I floundered around some after graduation, taking a few classes at the community college but mostly just getting high and doing whatever minimum wage gigs I could find. My daughter was born one week after I turned 20 and that kicked in a new found sense of responsibility. So, I found a job in route sales (fuck you Boothroyd!) and actually did pretty well at it. I took the Postal Service entrance exam and after a couple of years was hired as a letter carrier. I was finally on my way!
I subsequently added a son to my family, transferred to Prescott, Arizona, and bought my first house. I was living the American dream and was content to spend the rest of my life carrying mail and enjoying what for me was the best life I had known. Then the marriage fell apart and I wound up with custody of both kids. I started dating a grad student (I wrote about her in some detail here) and hanging out with her college professor friends at Northern Arizona University. And probably for the first time in my life I started to realize that these people I admired were not better, or necessarily smarter, than me–just more educated. So, it was back to the local community college for me!
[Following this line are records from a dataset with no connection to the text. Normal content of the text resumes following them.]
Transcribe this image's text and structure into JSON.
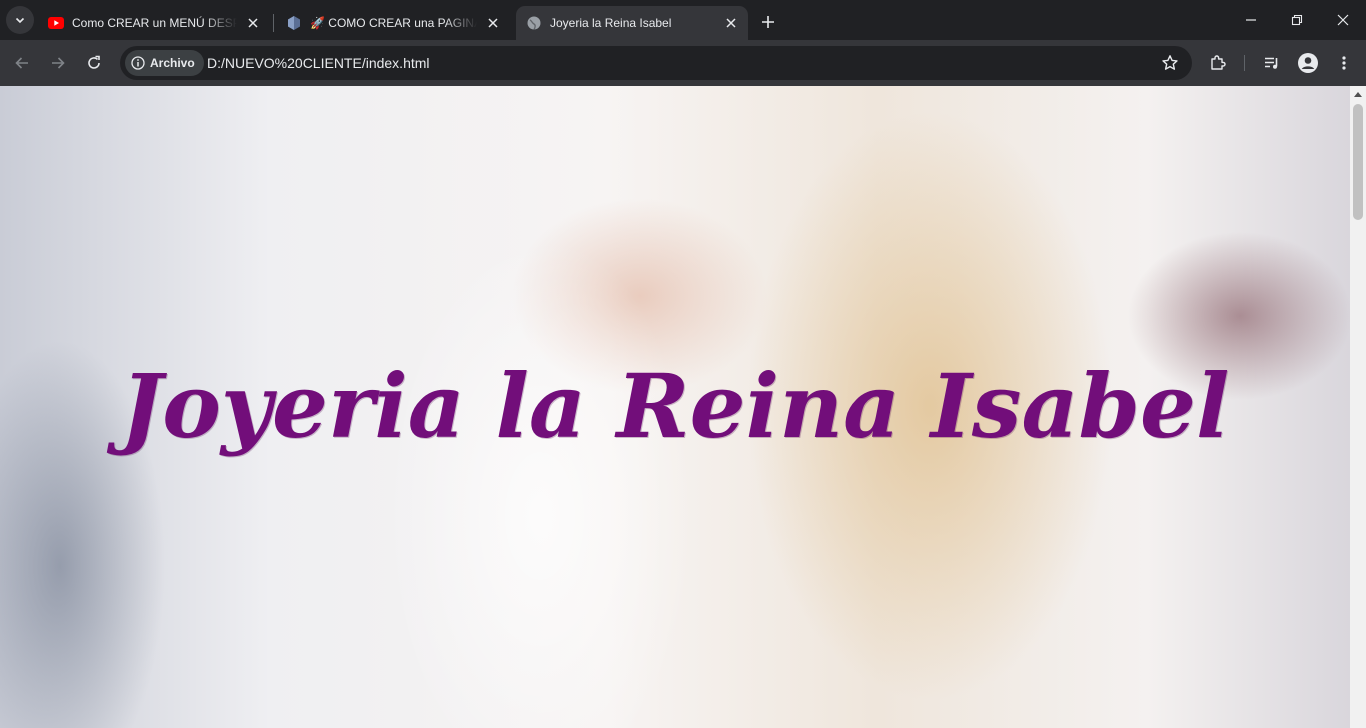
{
  "browser": {
    "tabs": [
      {
        "title": "Como CREAR un MENÚ DESPLEGABLE",
        "favicon": "youtube-icon"
      },
      {
        "title": "🚀 COMO CREAR una PAGINA WEB",
        "favicon": "site-icon"
      },
      {
        "title": "Joyeria la Reina Isabel",
        "favicon": "globe-icon",
        "active": true
      }
    ],
    "site_chip": "Archivo",
    "url": "D:/NUEVO%20CLIENTE/index.html"
  },
  "page": {
    "title": "Joyeria la Reina Isabel",
    "title_color": "#720e7a"
  }
}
The grad student relationship ended badly and left me pretty much emotionally devastated. Being a single father was more than I could handle, so I transferred to Oklahoma (technically Fort Smith, Arkansas) so my mom could lend me a hand with the kids. I was still delivering mail, but now I was doing it in stifling summer humidity and winter ice. Made the job a lot less appealing! Worst of all it was not mentally engaging. As I carried my mail route I’d imagine doing things that I’d actually like to be doing. And suddenly, I’d have completed my rounds and not recalled actually having done so. I was just in automatic mode, mental masturbation if you will. So, I realized that I needed to make a change in my life, but had no idea what exactly to do.
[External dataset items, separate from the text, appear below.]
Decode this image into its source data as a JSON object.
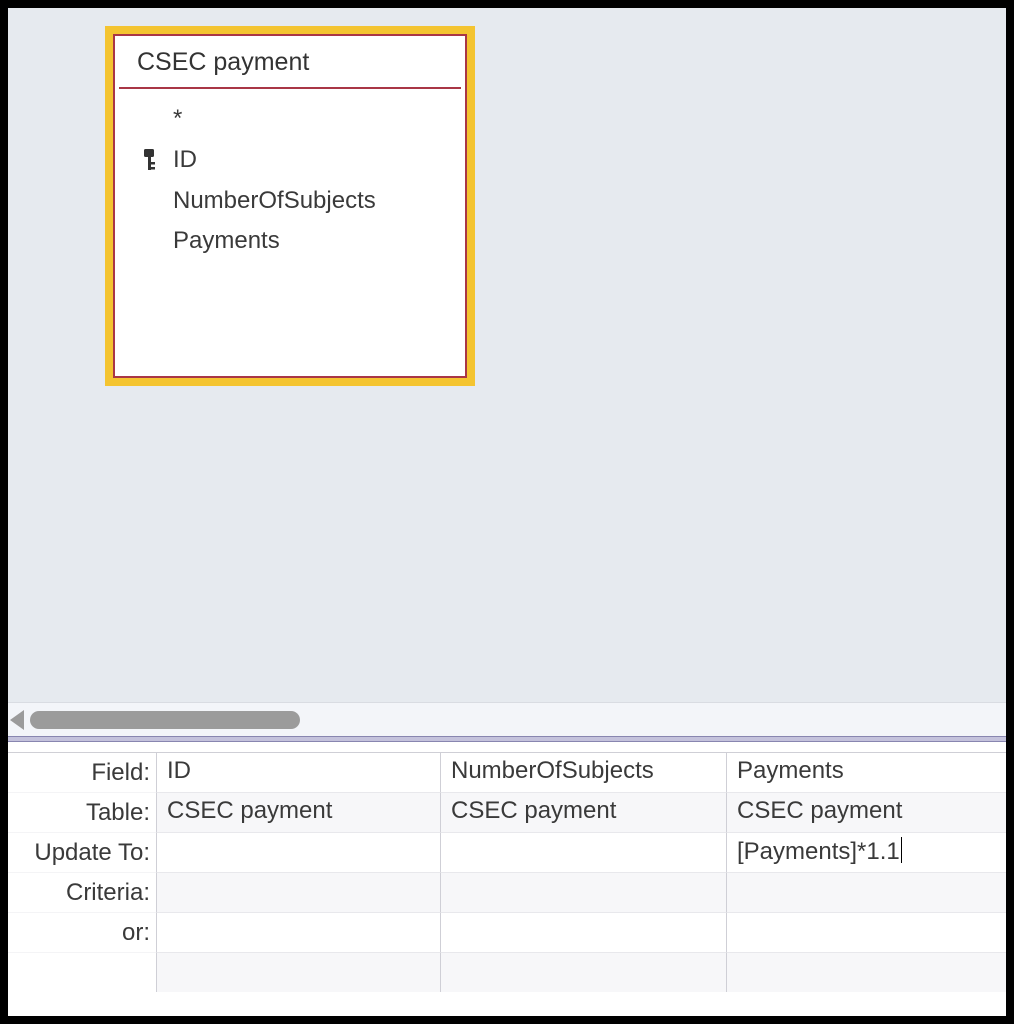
{
  "table": {
    "title": "CSEC payment",
    "fields": [
      "*",
      "ID",
      "NumberOfSubjects",
      "Payments"
    ],
    "primary_key": "ID"
  },
  "grid": {
    "row_labels": [
      "Field:",
      "Table:",
      "Update To:",
      "Criteria:",
      "or:"
    ],
    "columns": [
      {
        "field": "ID",
        "table": "CSEC payment",
        "update_to": "",
        "criteria": "",
        "or": ""
      },
      {
        "field": "NumberOfSubjects",
        "table": "CSEC payment",
        "update_to": "",
        "criteria": "",
        "or": ""
      },
      {
        "field": "Payments",
        "table": "CSEC payment",
        "update_to": "[Payments]*1.1",
        "criteria": "",
        "or": ""
      }
    ],
    "active_cell": {
      "col": 2,
      "row": "update_to"
    }
  }
}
One perk of being a mailman (especially a single mailman) is that you tend to meet a lot of women along the route. One of these was Iris Breed, the Director of the Fort Smith Girls Club. One of the smartest people I’ve had the good fortune to meet on this road we call life. We began dating and I shared with her my general dissatisfaction with the malaise of my career. She said why don’t you take a management job? Well. I mean, who’d want a guy like me on the management team? Besides, I was the union steward. Working in management was against everything I stood for! But she continued to encourage me and pointed out that the only thing I truly lacked in life was the confidence to pursue my goals. So, when a job came open to manage the safety program I applied. I knew nothing about safety management, but at least I felt like I could continue to support the rank and file from inside the beast.
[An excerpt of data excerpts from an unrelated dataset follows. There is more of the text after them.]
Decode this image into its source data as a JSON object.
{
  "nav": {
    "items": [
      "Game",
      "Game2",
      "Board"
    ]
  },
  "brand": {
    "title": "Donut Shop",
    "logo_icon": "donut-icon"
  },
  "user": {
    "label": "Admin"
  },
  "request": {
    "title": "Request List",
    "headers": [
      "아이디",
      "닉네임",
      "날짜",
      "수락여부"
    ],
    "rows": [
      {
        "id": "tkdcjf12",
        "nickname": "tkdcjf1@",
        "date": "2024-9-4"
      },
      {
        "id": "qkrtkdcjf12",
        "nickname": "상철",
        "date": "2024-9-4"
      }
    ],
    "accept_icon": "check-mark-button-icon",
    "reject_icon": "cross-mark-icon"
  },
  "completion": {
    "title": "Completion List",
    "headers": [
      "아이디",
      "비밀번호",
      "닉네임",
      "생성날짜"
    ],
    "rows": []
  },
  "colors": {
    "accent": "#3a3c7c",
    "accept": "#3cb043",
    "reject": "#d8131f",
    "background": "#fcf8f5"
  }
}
Bobbie McLane was the Human Resources director and I had met her often when I dealt with her on union issues. I guess she liked how I handled myself in those meetings because she took a leap and actually hired me. And sent to the USPS Management Academy in Potomac, MD for several weeks so I could actually learn how to do the job. I’m forever grateful to her for giving me that chance to be more than what I had been. But the rest was up to me.
And I did alright I guess. I was promoted to a labor relations position in Columbia, SC. I went back to school (at an actual university–Go ‘Cocks!) and finally earned my bachelor’s degree in 1991 (at the tender age of 35). After that, more promotions found me in D.C. where I took advantage of a management development program and graduate degree studies. Thirty-four years after first putting on that letter carrier uniform I retired as GS-15 Director of Human Resources for the United States Forces Korea.
What a ride it was! I had some luck along the way. And help and encouragement from people that saw in me things I didn’t see in myself. But ultimately, it was up to me to overcome my self-imposed limitations and find a way to achieve my potential. Being from a working class background made that more of a challenge I suppose, but I’d argue that it wasn’t really society that put me in the box. It just took some time to understand that no one can define who you are or what you can be, unless you give them that power. Which sounds pretty simple when I write it now. But learning that proved to be my life’s greatest achievement.